The online freight aggregators see the situation worsening after the loan moratorium period expires this month prompting recovery agents of banks and financiers to repossess the vehicles for payment defaults.
They also fear a large number of fleets going out of the system.
This is double whammy for the logistics start-ups given that they are unable to provide vehicles to clients in time and at competitive rates while the cash flow situation remains tight.
"As many as 60% of the vehicle owners are under tremendous stress. The stress would grow further. One-third of the vehicles may go off the road by mid-October. The assessment is based on real cost economics and the reality of the situation," said Anjani Mandal, co-founder and CEO of logistics start-up Fortigo.
All India Road Transport Congress, the apex body of transporters, in a letter to RBI Governor Shaktikanta Das earlier this month said that the sector was highly distressed and reeling under deep distress as it made the case for extending the moratorium on existing vehicle loans till December and then subsequently restructure them.
"The road transport sector in India is highly distressed, reeling in deep financial crisis due to fallout of corona induced lockdowns and there is little hope of its revival in the current financial year," it noted.
The trade body claimed that the financial health of small operators accounting for 85% of the vehicles was precarious.
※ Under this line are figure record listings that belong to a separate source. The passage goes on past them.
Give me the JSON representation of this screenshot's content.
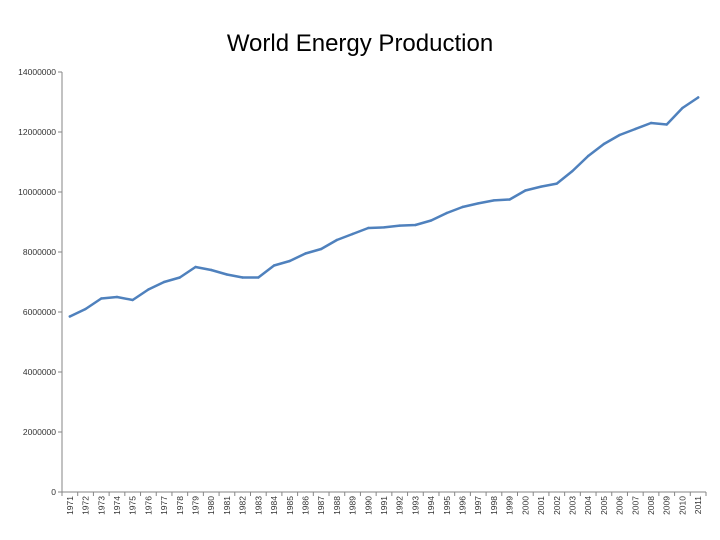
{
  "chart_data": {
    "type": "line",
    "title": "World Energy Production",
    "xlabel": "",
    "ylabel": "",
    "ylim": [
      0,
      14000000
    ],
    "yticks": [
      0,
      2000000,
      4000000,
      6000000,
      8000000,
      10000000,
      12000000,
      14000000
    ],
    "ytick_labels": [
      "0",
      "2000000",
      "4000000",
      "6000000",
      "8000000",
      "10000000",
      "12000000",
      "14000000"
    ],
    "grid": false,
    "legend": "none",
    "line_color": "#4f81bd",
    "categories": [
      "1971",
      "1972",
      "1973",
      "1974",
      "1975",
      "1976",
      "1977",
      "1978",
      "1979",
      "1980",
      "1981",
      "1982",
      "1983",
      "1984",
      "1985",
      "1986",
      "1987",
      "1988",
      "1989",
      "1990",
      "1991",
      "1992",
      "1993",
      "1994",
      "1995",
      "1996",
      "1997",
      "1998",
      "1999",
      "2000",
      "2001",
      "2002",
      "2003",
      "2004",
      "2005",
      "2006",
      "2007",
      "2008",
      "2009",
      "2010",
      "2011"
    ],
    "category_labels": [
      "1971",
      "1972",
      "1973",
      "1974",
      "1975",
      "1976",
      "1977",
      "1978",
      "1979",
      "1980",
      "1981",
      "1982",
      "1983",
      "1984",
      "1985",
      "1986",
      "1987",
      "1988",
      "1989",
      "1990",
      "1991",
      "1992",
      "1993",
      "1994",
      "1995",
      "1996",
      "1997",
      "1998",
      "1999",
      "2000",
      "2001",
      "2002",
      "2003",
      "2004",
      "2005",
      "2006",
      "2007",
      "2008",
      "2009",
      "2010",
      "2011"
    ],
    "series": [
      {
        "values": [
          5850000,
          6100000,
          6450000,
          6500000,
          6400000,
          6750000,
          7000000,
          7150000,
          7500000,
          7400000,
          7250000,
          7150000,
          7150000,
          7550000,
          7700000,
          7950000,
          8100000,
          8400000,
          8600000,
          8800000,
          8820000,
          8880000,
          8900000,
          9050000,
          9300000,
          9500000,
          9620000,
          9720000,
          9750000,
          10050000,
          10180000,
          10280000,
          10700000,
          11200000,
          11600000,
          11900000,
          12100000,
          12300000,
          12250000,
          12800000,
          13150000
        ]
      }
    ]
  }
}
Further, the transporters continued to operate their fleet during lockdown and incurred heavy losses but did not get any fiscal benefit.
"At present about 50% of the vehicles are still off the road and once the current moratorium period is over there would be spurt in NPAs (non-performing assets)," the transporters' body said.
Transporters argue that while demand for load remains weak, they are required to pay taxes, high diesel prices and toll.
"The demand is back but supply is not. The reason is the driver is still a big issue. Those who manage to get drivers, salaries are very high. So, truckers are not able to provide vehicles at the rate they used to. Returning a loan is a big problem. There is a strong asset utilisation problem because of return load efficiencies," said Sumit Sharma, Co-founder of GoBolt.
SK Mittal, Chairman of All India Road Transport Congress, said that he had given representation to the government in October last year about the poor financial condition of a large number of truckers.
"Due to declining demand as a result of slowdown in the economy, a large number of fleet operators were not in the position of paying their monthly loan installments. The situation has worsened after lockdown. Truckers are not in the position of even getting their insurance renewed," Mittal said.